Camp dwellers say some of their main concerns are the availability of land, repairing damaged roads, shelter, drinking water and food in their villages.
In Batagram's Maidan camp, where almost half of the population has returned home, Rahim, holding his one-year-old son, recalls how his home "came tumbling down", his land "cracked" and his "cattle were lost" on the day of the quake almost six months ago.
He is happy to leave Maidan camp along with members of his extended family and head home to Allai Guntaar village. Like many of the camp dwellers returning home, Rahim's house is still in ruins and he plans to pitch his tent next to the pile of rubble that was once his home, in the hope that he will rebuild it in the near future. He is pinning his hopes on the compensation cheque he recently received from the government. Once he cashes it, he hopes to be able to use the 25,000 rupees (about US$415) for the reconstruction of his home.

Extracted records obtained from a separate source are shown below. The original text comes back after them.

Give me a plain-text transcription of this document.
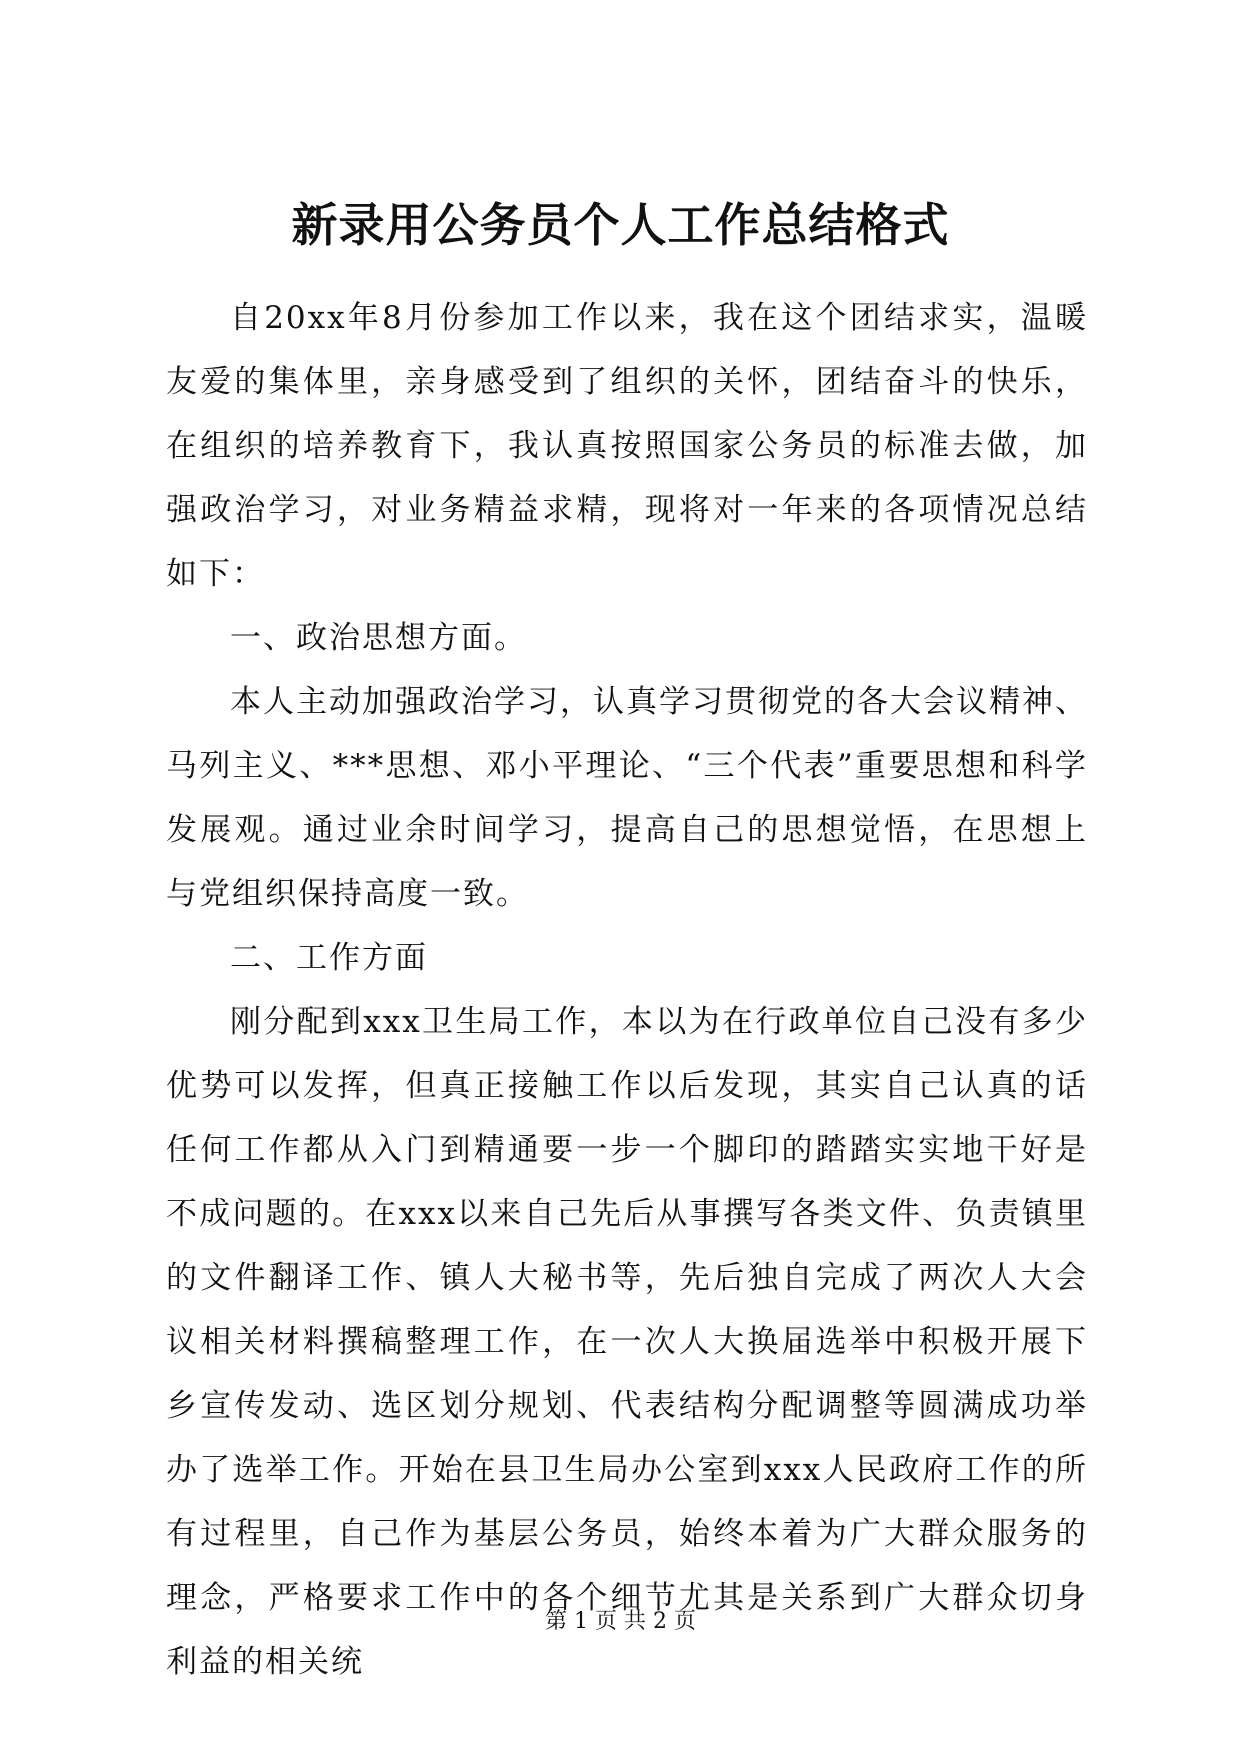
新录用公务员个人工作总结格式

自20xx年8月份参加工作以来，我在这个团结求实，温暖友爱的集体里，亲身感受到了组织的关怀，团结奋斗的快乐，在组织的培养教育下，我认真按照国家公务员的标准去做，加强政治学习，对业务精益求精，现将对一年来的各项情况总结如下：

一、政治思想方面。

本人主动加强政治学习，认真学习贯彻党的各大会议精神、马列主义、***思想、邓小平理论、“三个代表”重要思想和科学发展观。通过业余时间学习，提高自己的思想觉悟，在思想上与党组织保持高度一致。

二、工作方面

刚分配到xxx卫生局工作，本以为在行政单位自己没有多少优势可以发挥，但真正接触工作以后发现，其实自己认真的话任何工作都从入门到精通要一步一个脚印的踏踏实实地干好是不成问题的。在xxx以来自己先后从事撰写各类文件、负责镇里的文件翻译工作、镇人大秘书等，先后独自完成了两次人大会议相关材料撰稿整理工作，在一次人大换届选举中积极开展下乡宣传发动、选区划分规划、代表结构分配调整等圆满成功举办了选举工作。开始在县卫生局办公室到xxx人民政府工作的所有过程里，自己作为基层公务员，始终本着为广大群众服务的理念，严格要求工作中的各个细节尤其是关系到广大群众切身利益的相关统

第 1 页 共 2 页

A few metres away from Rahim, two women and some children huddle in their own tent. Like most of the tents in Maidan camp, theirs is covered with blue and white UNHCR plastic sheeting. When this family leaves Maidan, they will, like hundreds of other camp dwellers, be able to take with them their plastic sheeting, tent and all other relief items that were supplied to them in the camp.
The elder woman, Zaynab Bibi, introduces her husband's second wife, Tasleem, the mother of the five children encircling them. Asked how old her baby boy is, Tasleem replies: "He's one month older than the earthquake." Bibi smiles and says: "We had a good life in the camp but now it's time to go home."